OVHcloud announced a EUR 2.2 billion investment in liquid-cooled servers, targeting 30% energy savings. Google routes EU operations through Irish subsidiaries to minimize regulatory exposure.
Markets Show Fear as EU Pushes AI Enforcement
The Crypto Fear & Greed Index dropped to 12—extreme fear—on April 13, 2026, per Alternative.me.
Bitcoin rose 3.7% to USD 73,492 on Binance and Coinbase. Ethereum gained 3.5% to USD 2,272.73. Fetch.ai (FET) fell 5% amid fine concerns.
Nvidia (NVDA) shares declined 2.1% to USD 128 in Nasdaq pre-market trading. EU antitrust probes scrutinize its 80% dominance in AI chips.
Deutsche Bank analysts forecast EUR 50 billion in compliance costs for EU tech firms by 2028, citing MiCA parallels in their April 2026 note.
Leading Experts Endorse Vestager's AI Vigilance Call
AI pioneer Yoshua Bengio, professor at the University of Montreal, stated: "Vestager rightly invokes history to stress AI risks." He co-signed the 2023 Center for AI Safety open letter on extinction threats.
Henna Virkkunen, EU Commissioner for Tech Sovereignty, added: "Foch saw machine guns change warfare forever; AI will reshape society if unchecked."
Anthropic CEO Dario Amodei told Bloomberg on April 10, 2026: "Smart regulation averts 1914-style shocks from unchecked tech."
Transparency International reports Big Tech spent EUR 12 million lobbying the European Parliament in 2025—levels matching financial sector efforts during MiFID II trilogues.
National Audits Shape EU AI Single Market Future
National AI offices activate by August 2026, with fines starting Q1 2027 for non-compliance.
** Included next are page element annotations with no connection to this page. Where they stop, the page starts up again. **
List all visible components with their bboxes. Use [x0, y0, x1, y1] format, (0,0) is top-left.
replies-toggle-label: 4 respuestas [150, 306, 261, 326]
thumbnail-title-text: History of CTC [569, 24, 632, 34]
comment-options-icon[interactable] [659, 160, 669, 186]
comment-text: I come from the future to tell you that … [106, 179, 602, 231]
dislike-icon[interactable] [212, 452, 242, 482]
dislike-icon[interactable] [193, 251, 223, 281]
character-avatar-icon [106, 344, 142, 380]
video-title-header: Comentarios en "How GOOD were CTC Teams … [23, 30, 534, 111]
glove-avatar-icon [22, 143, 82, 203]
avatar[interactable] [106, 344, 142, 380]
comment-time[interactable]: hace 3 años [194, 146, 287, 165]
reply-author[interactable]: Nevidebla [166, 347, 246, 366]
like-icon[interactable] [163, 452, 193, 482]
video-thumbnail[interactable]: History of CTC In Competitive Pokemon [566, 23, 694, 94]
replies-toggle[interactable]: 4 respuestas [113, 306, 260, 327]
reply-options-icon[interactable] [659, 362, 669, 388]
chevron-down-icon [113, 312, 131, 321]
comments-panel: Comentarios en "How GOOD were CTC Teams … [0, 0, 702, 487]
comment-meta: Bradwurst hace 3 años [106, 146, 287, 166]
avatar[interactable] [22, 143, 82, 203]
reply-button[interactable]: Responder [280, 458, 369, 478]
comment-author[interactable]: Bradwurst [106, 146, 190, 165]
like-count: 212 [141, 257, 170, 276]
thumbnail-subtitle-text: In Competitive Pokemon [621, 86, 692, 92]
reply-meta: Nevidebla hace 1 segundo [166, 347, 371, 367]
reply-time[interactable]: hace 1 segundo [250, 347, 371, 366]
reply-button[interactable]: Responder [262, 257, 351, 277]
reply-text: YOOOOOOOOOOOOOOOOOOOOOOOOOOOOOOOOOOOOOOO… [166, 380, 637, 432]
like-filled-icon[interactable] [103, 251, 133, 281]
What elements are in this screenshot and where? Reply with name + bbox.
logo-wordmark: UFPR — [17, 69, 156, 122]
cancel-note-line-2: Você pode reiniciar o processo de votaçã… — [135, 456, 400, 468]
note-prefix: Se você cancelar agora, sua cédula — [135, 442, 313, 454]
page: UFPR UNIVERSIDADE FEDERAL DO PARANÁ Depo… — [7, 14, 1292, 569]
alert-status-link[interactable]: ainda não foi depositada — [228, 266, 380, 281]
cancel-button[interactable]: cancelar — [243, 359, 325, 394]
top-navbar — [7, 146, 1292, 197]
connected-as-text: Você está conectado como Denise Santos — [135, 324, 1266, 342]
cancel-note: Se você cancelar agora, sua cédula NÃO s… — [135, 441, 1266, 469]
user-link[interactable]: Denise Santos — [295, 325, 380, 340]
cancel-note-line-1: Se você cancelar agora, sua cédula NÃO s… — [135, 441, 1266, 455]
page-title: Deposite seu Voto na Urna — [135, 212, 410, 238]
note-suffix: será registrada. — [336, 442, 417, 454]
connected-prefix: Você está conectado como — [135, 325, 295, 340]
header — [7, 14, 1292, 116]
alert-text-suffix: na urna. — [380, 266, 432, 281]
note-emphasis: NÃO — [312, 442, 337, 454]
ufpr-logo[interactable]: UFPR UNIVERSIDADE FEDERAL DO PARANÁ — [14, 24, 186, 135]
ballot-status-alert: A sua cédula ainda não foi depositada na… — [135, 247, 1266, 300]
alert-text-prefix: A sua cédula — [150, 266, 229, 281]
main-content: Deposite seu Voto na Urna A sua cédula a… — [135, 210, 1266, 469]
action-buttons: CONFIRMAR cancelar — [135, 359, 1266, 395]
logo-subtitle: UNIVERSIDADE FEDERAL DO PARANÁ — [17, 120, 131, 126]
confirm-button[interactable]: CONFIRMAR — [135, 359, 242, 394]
July 2026 audits will gauge single-market enforcement resolve. Laggards risk Commission infringement proceedings under Article 258 TFEU.
Robust enforcement could unlock EUR 100 billion in trustworthy AI investments by 2030, according to Commission impact assessments. Investors monitor cross-border gaps, especially between Estonia's rapid digital adoption and Germany's cautious BaFin approach.